An annular well intervention solution is gaining traction as a means for operators to repair leaks and delay plugging a well.
Repairing leaks in a pressurized annulus has been problematic, but one solution is able to pass a wellhead and run into the annual bore to allow leak remediation, fluid displacement and resin placement.
Expro’s Octopoda tool, deployed on more than a dozen projects, is intended to help operators economically regain their wells. In one recent deployment, the tool intervened to allow an inspection that gave an operator the information needed to decide whether to carry out a slot recovery on a well.
Dave Bowman, Expro’s vice president for business development, says the tool addresses the big issue of sustained casing pressure and cement leaks.
“There has never been really a way of getting into annulus to control those leaks,” he said.
Lee Kazmierczak, senior global product service line manager for well intervention and integrity at Expro, said conventional methods for remediating sustained casing pressure typically require extensive crewing and can require the use of a rig. Further, he said, the “ways to solve the problems were very basic and would either work or not work.”
The Octopoda, he said, offers some assurance that the issues operators are seeing with an annulus are resolved.
The Octopoda system is able to get past the wellhead architecture, Bowman said.
“They were never built or designed to allow things to run past them,” he said.
The system is designed to be placed on a platform with restricted deck space and limited crane capacity, Kazmierczak said. The annulus intervention hose is fed through the injector system and into a flexible pressure-retaining lubricator before being attached to the wellhead through Expro’s WellSpring system. At depth, the Octopoda can inject resins or gels to seal the leak and can conduct a fluid swap out, he said.
According to Expro, to be able to diagnose the leaks through technologies such as Expro’s digital fiber optic slickline and then remediate with either the introduction of weighted fluid or gels or resins gives the operator some assurance of making the most use of the chemical at the required depth to fix the integrity issues and return the well to a safe producing state.

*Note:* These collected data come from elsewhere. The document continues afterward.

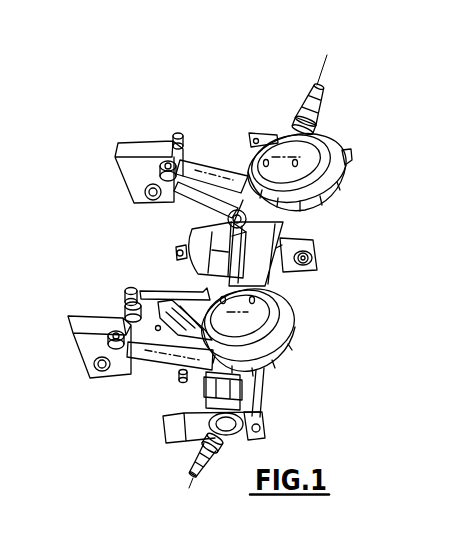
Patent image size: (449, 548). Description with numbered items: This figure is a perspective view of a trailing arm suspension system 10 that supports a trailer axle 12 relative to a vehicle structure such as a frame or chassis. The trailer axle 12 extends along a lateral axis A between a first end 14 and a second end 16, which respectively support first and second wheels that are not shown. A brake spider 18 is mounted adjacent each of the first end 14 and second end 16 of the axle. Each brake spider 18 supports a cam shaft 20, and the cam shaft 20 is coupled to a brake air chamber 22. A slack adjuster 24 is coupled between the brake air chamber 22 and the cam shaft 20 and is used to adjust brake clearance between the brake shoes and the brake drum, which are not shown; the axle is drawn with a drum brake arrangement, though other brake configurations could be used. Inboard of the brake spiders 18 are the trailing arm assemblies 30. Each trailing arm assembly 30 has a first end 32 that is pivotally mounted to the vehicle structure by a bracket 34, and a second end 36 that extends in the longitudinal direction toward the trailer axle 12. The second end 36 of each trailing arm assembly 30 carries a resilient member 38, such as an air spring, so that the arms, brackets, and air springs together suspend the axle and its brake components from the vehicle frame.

The trailing arm suspension system 10 is at (228, 72).
The trailer axle 12 is at (286, 278).
The first axle end 14 is at (188, 466).
The second axle end 16 is at (327, 95).
The brake spider 18 is at (255, 135).
The cam shaft 20 is at (262, 406).
The brake air chamber 22 is at (215, 253).
The slack adjuster 24 is at (315, 253).
The trailing arm assembly 30 is at (169, 104).
The first end 32 is at (201, 168).
The bracket 34 is at (143, 163).
The second end 36 is at (263, 388).
The resilient member 38 is at (330, 188).
The lateral axis A is at (332, 58).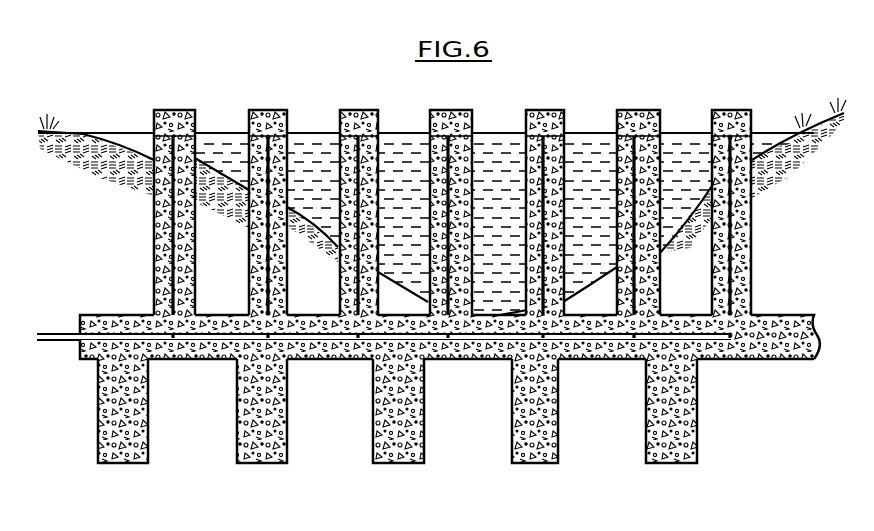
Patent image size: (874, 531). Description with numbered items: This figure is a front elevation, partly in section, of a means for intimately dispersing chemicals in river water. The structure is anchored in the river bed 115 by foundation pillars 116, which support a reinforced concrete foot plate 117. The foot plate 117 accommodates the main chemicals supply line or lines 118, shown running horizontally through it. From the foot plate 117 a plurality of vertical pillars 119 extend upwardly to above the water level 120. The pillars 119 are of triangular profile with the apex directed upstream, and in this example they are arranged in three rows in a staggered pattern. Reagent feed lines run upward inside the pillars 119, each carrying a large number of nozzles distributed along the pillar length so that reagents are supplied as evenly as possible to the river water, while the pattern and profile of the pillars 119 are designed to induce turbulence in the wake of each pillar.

The river bed 115 is at (417, 320).
The foundation pillars 116 is at (237, 448).
The reinforced concrete foot plate 117 is at (92, 359).
The main chemicals supply line 118 is at (37, 342).
The vertical pillars 119 is at (450, 110).
The water level 120 is at (580, 132).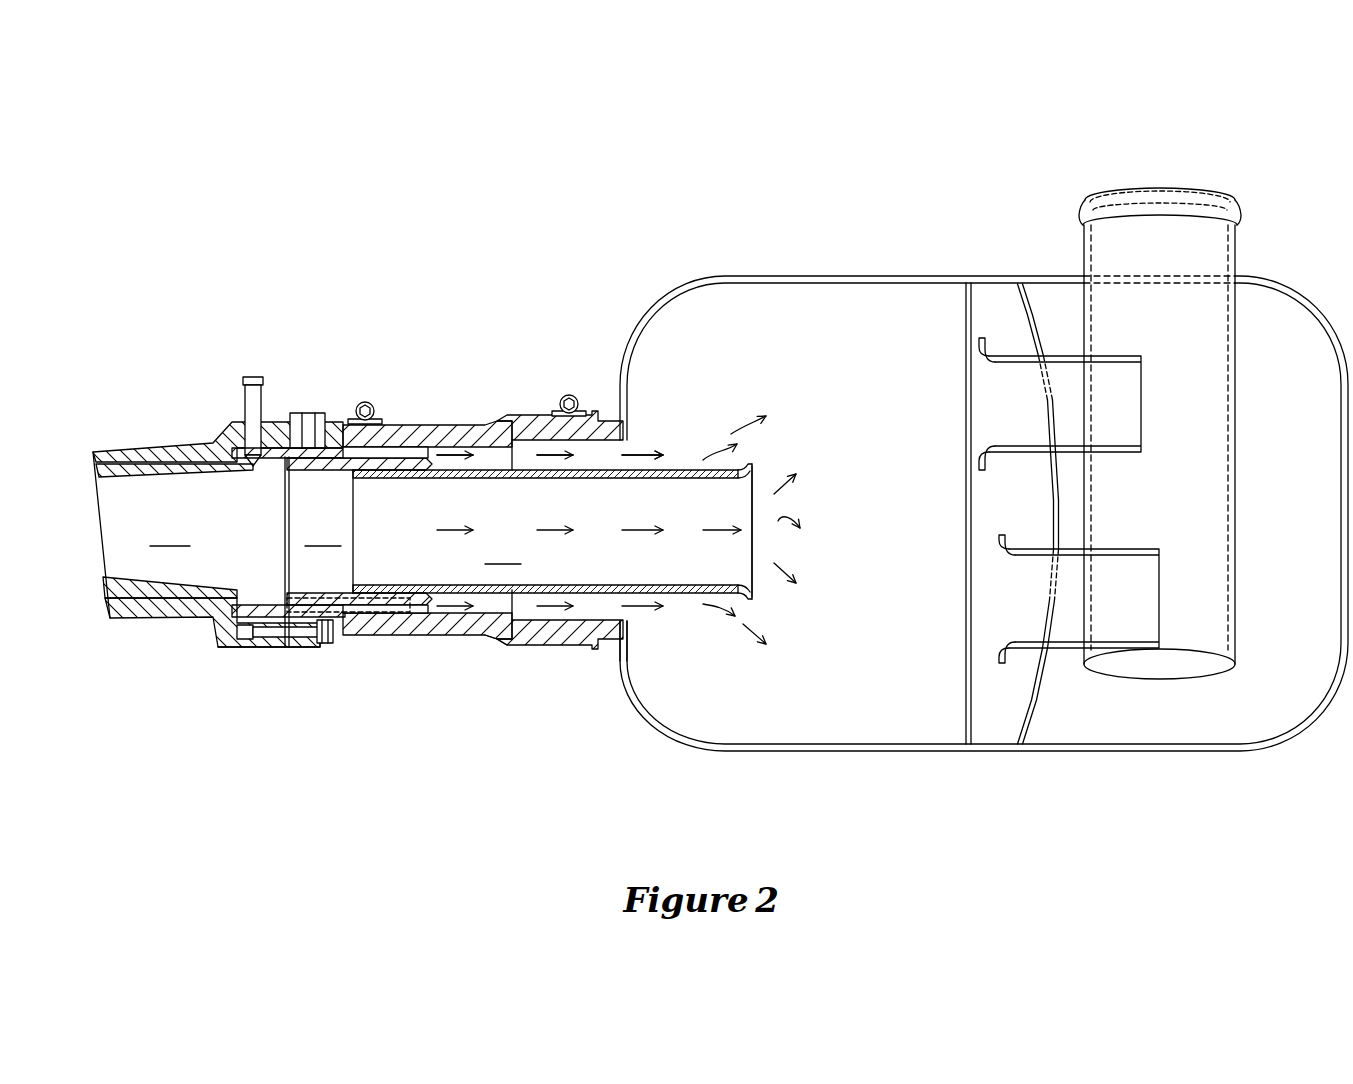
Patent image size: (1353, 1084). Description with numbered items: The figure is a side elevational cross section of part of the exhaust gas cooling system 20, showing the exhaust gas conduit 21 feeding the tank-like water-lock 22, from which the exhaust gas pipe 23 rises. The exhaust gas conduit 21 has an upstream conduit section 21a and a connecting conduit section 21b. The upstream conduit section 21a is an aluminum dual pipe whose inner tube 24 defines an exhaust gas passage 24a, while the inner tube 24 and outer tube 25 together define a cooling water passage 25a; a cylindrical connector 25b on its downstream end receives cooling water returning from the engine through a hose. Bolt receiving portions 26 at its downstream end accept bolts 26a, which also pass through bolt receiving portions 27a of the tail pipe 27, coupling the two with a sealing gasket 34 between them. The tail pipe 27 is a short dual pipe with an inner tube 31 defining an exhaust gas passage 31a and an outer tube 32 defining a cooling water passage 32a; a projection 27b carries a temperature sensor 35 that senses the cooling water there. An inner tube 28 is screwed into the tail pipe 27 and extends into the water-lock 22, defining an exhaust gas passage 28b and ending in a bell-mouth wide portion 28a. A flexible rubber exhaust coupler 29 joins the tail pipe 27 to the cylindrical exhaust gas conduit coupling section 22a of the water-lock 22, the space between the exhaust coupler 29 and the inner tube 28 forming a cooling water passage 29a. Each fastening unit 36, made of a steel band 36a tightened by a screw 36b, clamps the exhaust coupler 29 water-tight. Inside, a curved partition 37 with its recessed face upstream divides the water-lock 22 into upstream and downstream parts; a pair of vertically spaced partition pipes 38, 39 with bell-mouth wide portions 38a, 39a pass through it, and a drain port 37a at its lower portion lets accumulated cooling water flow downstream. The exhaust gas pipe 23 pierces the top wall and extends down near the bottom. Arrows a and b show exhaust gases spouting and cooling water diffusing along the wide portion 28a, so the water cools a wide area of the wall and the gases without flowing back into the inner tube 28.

The exhaust gas cooling system 20 is at (1255, 128).
The exhaust gas conduit 21 is at (307, 335).
The upstream conduit section 21a is at (185, 401).
The connecting conduit section 21b is at (387, 343).
The water-lock 22 is at (818, 277).
The exhaust gas conduit coupling section 22a is at (606, 628).
The exhaust gas pipe 23 is at (1238, 253).
The inner tube 24 is at (131, 470).
The exhaust gas passage 24a is at (169, 533).
The outer tube 25 is at (165, 455).
The cooling water passage 25a is at (108, 598).
The cylindrical connector 25b is at (250, 376).
The bolt receiving portions 26 is at (232, 648).
The bolts 26a is at (277, 640).
The tail pipe 27 is at (420, 378).
The bolt receiving portions 27a is at (313, 641).
The projection 27b is at (340, 446).
The inner tube 28 is at (463, 470).
The wide portion 28a is at (750, 463).
The exhaust gas passage 28b is at (503, 551).
The exhaust coupler 29 is at (518, 425).
The cooling water passage 29a is at (482, 626).
The inner tube 31 is at (378, 418).
The exhaust gas passage 31a is at (322, 533).
The outer tube 32 is at (405, 458).
The cooling water passage 32a is at (338, 604).
The sealing gasket 34 is at (285, 557).
The temperature sensor 35 is at (303, 418).
The fastening unit 36 is at (530, 354).
The steel band 36a is at (583, 409).
The screw 36b is at (560, 404).
The partition 37 is at (1052, 512).
The drain port 37a is at (1036, 706).
The partition pipe 38 is at (1112, 356).
The wide portion 38a is at (982, 346).
The partition pipe 39 is at (1117, 549).
The wide portion 39a is at (1003, 664).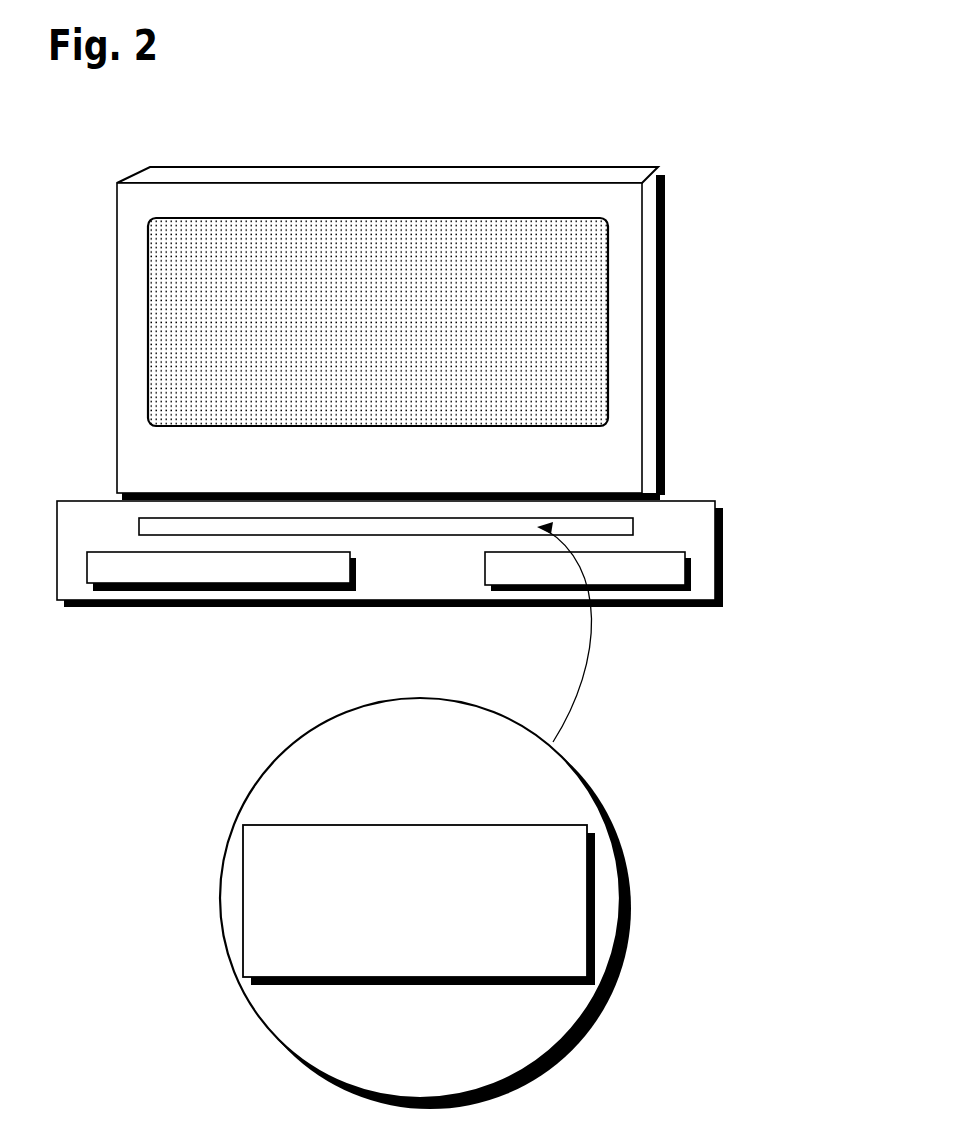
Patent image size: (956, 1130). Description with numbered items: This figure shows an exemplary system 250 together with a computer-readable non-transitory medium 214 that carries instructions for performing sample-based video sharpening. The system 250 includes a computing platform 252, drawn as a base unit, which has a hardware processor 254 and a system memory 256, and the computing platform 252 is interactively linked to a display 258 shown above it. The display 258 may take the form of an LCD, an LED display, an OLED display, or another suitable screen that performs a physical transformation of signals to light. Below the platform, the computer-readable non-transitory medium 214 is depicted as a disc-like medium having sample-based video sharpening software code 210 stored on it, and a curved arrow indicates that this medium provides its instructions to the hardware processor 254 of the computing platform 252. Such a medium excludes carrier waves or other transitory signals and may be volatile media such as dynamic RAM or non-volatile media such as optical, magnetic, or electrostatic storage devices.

The system 250 is at (772, 79).
The display 258 is at (470, 168).
The computing platform 252 is at (723, 554).
The hardware processor 254 is at (355, 570).
The system memory 256 is at (654, 552).
The computer-readable non-transitory medium 214 is at (222, 885).
The sample-based video sharpening software code 210 is at (428, 986).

“The ability to get into the well, intervene in it, and swap chemicals at depth is completely new to the industry and the operators,” he said. “It lets them intervene in a pressurized annulus.”
When Kazmierczak first heard of the process, he was “genuinely excited” about the technology. A “well intervention guy at heart,” he said the approach is “completely different to what we’re used to in the oil and gas industry.”
He was involved in Expro’s 2019 acquisition of Qi, which developed the technology.
“For me, it was absolutely a bit of a wow factor. It was completely off the wall, different. It solves so many problems,” Kazmierczak said.
Following the 2019 acquisition of Qi and the Octopoda technology, Expro deployed the system in the Norwegian market first. Subsequent jobs have been in the U.K., South East Asia and South America.
One thing the system does is make it possible to intervene in leak situations with sustained casing pressure where loss of production may mean the operator needs to workover the well or plug and abandon (P&A) it, Kazmierczak said.
“The cost could be quite extensive for that kind of remediation” with conventional systems, he said.
Part of that cost is the remediation work itself. Part of that is the loss of production while the well is offline.
“Octopoda provides an alternative to that. With its low footprint, low personnel on board and quick remediation, it allows them to get that well back online,” Kazmierczak said.
In short, he said, the system makes it possible for operators to effectively prolong an asset’s life and delay P&A by several years.
And for one operator, Expro deployed Octopoda to “inspect the conductor pipe for the end result of looking to refrain from full slot recovery of a well,” he said.
The job called for intervening in the conductor and carrying out a detailed camera inspection and a wall thickness check on the conductor “with a view to life extension of the well,” he added.
The measurements and photographs made it possible for the operator to “make a pretty huge decision with regards to what to do with that particular well. They refrained from slot recovery,” he said. “We gathered enough data to allow them to make that decision. They wouldn’t have been able to do that conventionally previously.”